In the following table, I claim that all the programs in the world are listed as rows and also as columns.
| A | B | C | D | E | F | G | H | ... | |
| A | 1 | 0 | 0 | 1 | 1 | 1 | 1 | 1 | ... |
| B | 1 | 0 | 1 | 1 | 0 | 1 | 1 | 0 | ... |
| C | 0 | 1 | 0 | 1 | 1 | 1 | 0 | 1 | ... |
| E | 0 | 1 | 0 | 1 | 0 | 1 | 0 | 1 | ... |
| F | 0 | 0 | 0 | 1 | 1 | 1 | 1 | 1 | ... |
| G | 0 | 1 | 1 | 1 | 1 | 0 | 0 | 1 | ... |
| H | 0 | 1 | 0 | 1 | 0 | 1 | 0 | 0 | ... |
So what does this mean?

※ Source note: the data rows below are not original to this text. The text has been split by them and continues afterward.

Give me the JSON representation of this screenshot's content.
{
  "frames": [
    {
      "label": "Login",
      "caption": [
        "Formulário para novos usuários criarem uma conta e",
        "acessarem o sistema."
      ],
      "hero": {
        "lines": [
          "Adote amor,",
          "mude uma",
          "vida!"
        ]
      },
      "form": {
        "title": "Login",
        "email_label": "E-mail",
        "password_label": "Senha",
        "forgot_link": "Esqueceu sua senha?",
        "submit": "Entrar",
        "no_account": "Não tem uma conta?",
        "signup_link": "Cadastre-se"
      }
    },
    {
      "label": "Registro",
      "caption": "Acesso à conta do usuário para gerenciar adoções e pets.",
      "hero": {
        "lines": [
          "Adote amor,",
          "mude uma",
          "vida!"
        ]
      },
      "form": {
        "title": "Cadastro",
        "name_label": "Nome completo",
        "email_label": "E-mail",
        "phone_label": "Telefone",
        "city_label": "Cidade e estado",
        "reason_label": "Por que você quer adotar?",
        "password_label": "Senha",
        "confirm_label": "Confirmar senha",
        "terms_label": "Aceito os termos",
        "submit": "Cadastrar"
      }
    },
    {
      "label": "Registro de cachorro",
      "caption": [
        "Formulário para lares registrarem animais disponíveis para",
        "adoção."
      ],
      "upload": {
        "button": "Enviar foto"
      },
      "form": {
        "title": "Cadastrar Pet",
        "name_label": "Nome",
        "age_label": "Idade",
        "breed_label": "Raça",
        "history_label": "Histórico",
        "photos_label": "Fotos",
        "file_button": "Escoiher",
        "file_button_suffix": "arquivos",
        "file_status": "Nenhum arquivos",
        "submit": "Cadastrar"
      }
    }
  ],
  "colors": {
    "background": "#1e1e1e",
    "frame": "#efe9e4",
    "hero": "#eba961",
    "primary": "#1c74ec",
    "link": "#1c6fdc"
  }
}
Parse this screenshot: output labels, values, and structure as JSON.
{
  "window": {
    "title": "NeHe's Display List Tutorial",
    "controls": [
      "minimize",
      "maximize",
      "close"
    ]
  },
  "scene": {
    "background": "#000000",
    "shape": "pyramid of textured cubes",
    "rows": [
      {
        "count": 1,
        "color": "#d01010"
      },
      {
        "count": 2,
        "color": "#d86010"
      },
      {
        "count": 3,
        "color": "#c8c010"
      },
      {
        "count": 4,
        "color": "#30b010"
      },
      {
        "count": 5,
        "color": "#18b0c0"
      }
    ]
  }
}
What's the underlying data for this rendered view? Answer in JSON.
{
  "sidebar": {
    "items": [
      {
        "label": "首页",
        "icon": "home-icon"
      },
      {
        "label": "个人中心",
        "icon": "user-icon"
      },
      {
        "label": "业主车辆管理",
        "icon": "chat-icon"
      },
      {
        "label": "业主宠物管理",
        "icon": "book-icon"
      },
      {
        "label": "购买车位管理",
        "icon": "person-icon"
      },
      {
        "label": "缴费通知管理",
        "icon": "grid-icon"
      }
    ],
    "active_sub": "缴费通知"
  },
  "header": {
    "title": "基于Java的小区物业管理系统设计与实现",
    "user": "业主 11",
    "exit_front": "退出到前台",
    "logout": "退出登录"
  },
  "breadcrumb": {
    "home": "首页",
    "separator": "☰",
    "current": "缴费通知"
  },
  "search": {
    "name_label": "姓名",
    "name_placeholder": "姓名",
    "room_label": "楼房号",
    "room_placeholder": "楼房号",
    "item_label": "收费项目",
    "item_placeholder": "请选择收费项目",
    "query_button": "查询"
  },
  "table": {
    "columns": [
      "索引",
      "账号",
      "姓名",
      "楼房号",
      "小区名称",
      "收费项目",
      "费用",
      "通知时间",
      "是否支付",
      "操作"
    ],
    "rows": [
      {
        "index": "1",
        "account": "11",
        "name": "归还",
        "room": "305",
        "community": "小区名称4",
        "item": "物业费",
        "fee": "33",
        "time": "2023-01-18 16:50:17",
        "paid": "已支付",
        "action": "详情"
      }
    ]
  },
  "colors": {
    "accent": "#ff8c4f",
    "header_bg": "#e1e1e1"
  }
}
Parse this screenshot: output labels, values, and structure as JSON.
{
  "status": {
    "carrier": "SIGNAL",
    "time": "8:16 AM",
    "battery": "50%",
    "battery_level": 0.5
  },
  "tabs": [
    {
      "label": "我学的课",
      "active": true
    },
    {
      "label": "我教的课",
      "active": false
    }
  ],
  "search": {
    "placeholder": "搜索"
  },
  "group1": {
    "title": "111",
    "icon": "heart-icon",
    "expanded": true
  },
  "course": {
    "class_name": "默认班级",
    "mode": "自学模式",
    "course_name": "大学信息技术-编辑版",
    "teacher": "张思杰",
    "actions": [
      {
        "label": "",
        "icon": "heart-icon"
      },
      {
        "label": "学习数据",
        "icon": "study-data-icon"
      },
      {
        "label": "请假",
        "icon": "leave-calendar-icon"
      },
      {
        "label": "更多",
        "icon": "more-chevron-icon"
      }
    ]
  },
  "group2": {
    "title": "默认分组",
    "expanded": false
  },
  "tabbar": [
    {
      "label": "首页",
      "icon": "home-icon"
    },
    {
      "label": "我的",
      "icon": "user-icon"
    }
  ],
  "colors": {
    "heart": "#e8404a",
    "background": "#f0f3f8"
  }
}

Basically, we run program A on A and see if it runs to completion or provides an infinite loop. If it does complete, put a 1 and if it doesn't complete, put a 0. Keep repeating this with every program in the universe and see what outputs you get. Now, I claim that I have a program that takes as input all the programs in the universe and tells you if it is an infinite loop or not. Can this be true? No. The reasoning behind this is if you take the values of the diagonal, in this case, 1 0 0 1 1 0 0. Now the claim is that a new program with the flipped diagonal bits, 0 1 1 0 0 1 1 doesn't exist in the universe. And because it is different than every program in your list, you must have an incomplete list in your universe.